Like the Rev. Noah Murray, Joseph Kinney – one of Murray’s first converts in Sheshequin – also had a descendant who became a Universalist minister – two, in fact. They were a grandson, Joseph Kinney, and a great-great-granddaughter, Alice Kinney Tripp.

The Rev. Joseph Kinney, the oldest son of Charles Kinney and his wife Amanda Carrier, was born in 1822 or 1823, probably in Litchfield, Bradford county. In 1848 he married Charlotte White, a native of nearby Windham. He first appears in denominational clergy records in 1856, when he was still in Litchfield. Where or if he preached, I have not been able to discover. From 1858 to 1860 his address was Sherman, N. Y., which is about 25 miles east of Erie. From there he went to Meadville, Pa., where he attended the Universalist theological school, graduating in 1862.
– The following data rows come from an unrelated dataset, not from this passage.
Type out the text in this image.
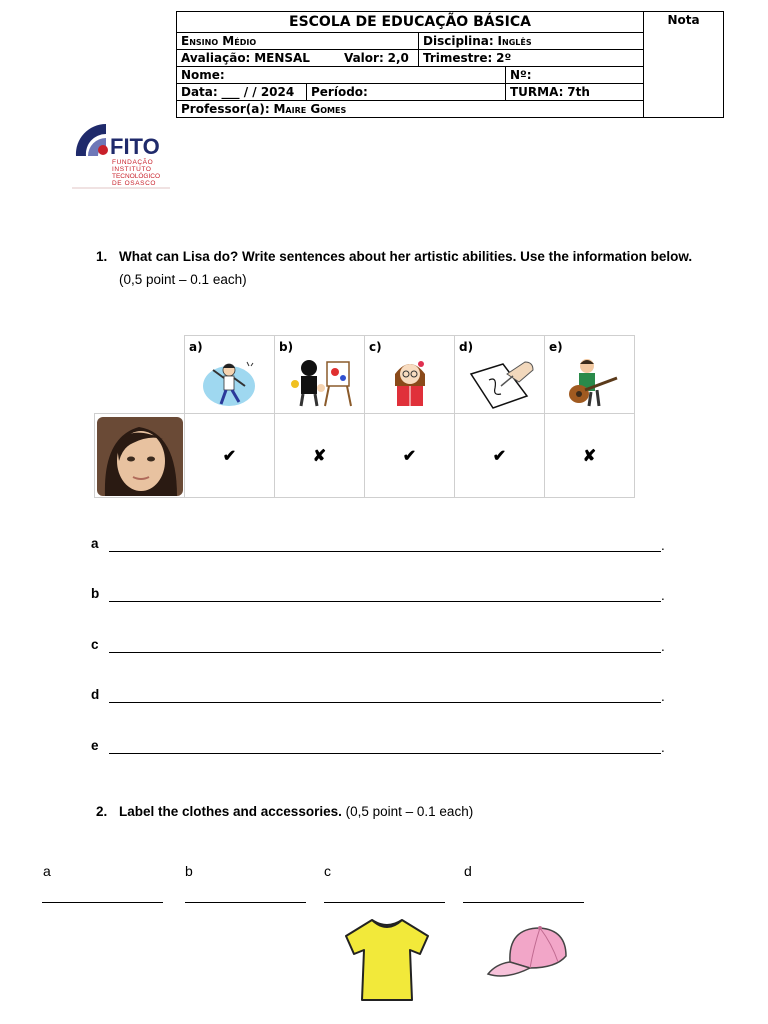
ESCOLA DE EDUCAÇÃO BÁSICA				Nota
Ensino Médio		Disciplina: Inglês		
Avaliação: MENSAL Valor: 2,0		Trimestre: 2º		
Nome:			Nº:	
Data: ___ / / 2024	Período:		TURMA: 7th	
Professor(a): Maire Gomes				
FITO
FUNDAÇÃO
INSTITUTO
TECNOLÓGICO
DE OSASCO
1. What can Lisa do? Write sentences about her artistic abilities. Use the information below. (0,5 point – 0.1 each)

	a)	b)	c)	d)	e)

	✔	✘	✔	✔	✘
a	.
b	.
c	.
d	.
e	.
2. Label the clothes and accessories. (0,5 point – 0.1 each)
a	b	c	d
Kinney enlisted in the army and served three years in the Civil War. His wife may have returned to Bradford county during the war; their fourth child was born there in 1863. In 1865 the Kinneys moved to Iowa City, Iowa, where Joseph served the local congregation. His obituary states:

“Laboring unceasingly, he built up the waste places that years of neglect had caused in the church; those who knew him so well, and confided so thoroughly in his constant efforts, viewed with pride the success which crowned his thorough and unselfish devotion to his work.”
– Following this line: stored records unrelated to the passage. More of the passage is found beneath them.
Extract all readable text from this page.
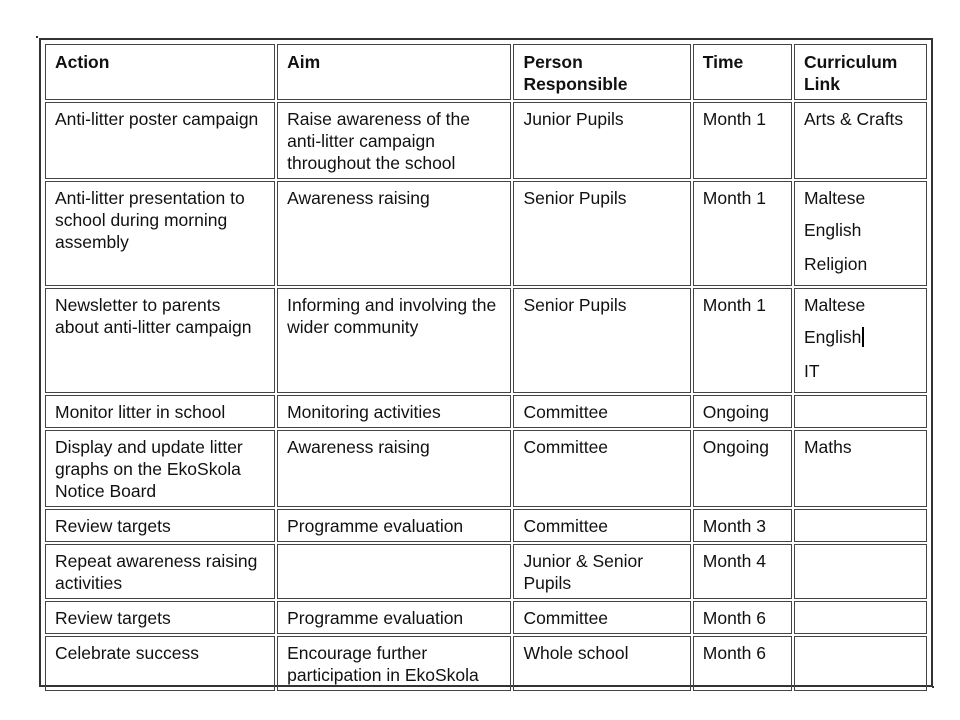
Action	Aim	Person Responsible	Time	Curriculum Link
Anti-litter poster campaign	Raise awareness of the anti-litter campaign throughout the school	Junior Pupils	Month 1	Arts & Crafts

Anti-litter presentation to school during morning assembly	Awareness raising	Senior Pupils	Month 1	Maltese
English
Religion

Newsletter to parents about anti-litter campaign	Informing and involving the wider community	Senior Pupils	Month 1	Maltese
English
IT

Monitor litter in school	Monitoring activities	Committee	Ongoing	
Display and update litter graphs on the EkoSkola Notice Board	Awareness raising	Committee	Ongoing	Maths

Review targets	Programme evaluation	Committee	Month 3	
Repeat awareness raising activities		Junior & Senior Pupils	Month 4	
Review targets	Programme evaluation	Committee	Month 6	
Celebrate success	Encourage further participation in EkoSkola	Whole school	Month 6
Sadly his life and ministry were cut short by tuberculosis. He died in Iowa City in 1868.

The Rev. Alice Kinney Tripp was a granddaughter of George Wayne Kinney, who was a grandson of the elder Joseph Kinney and a brother of the poet Julia Kinney Scott. She was born in 1870 in Sheshequin. She and her first husband, the Rev. Alfred Ellsworth Wright, attended the Universalist seminary in Canton, N. Y. (St. Lawrence University). They were both licensed to preach in 1891 and ordained in 1893. In 1894 they were installed as co-pastors of the Third Universalist Church of Reconciliation in Brooklyn, N. Y.

The Wrights served churches in Brooklyn until 1903, when the couple divorced. Alice left the ministry shortly afterward and lived briefly in Syracuse, N. Y. She married Lt. Col. Charles Hinman Graves in 1905. He was the U. S. Ambassador to Norway from 1905 to 1913.

Alice Kinney Tripp Wright Graves spent the last years of her life in Santa Barbara, California, where she died in 1920. She is buried in Tioga Point Cemetery in Athens.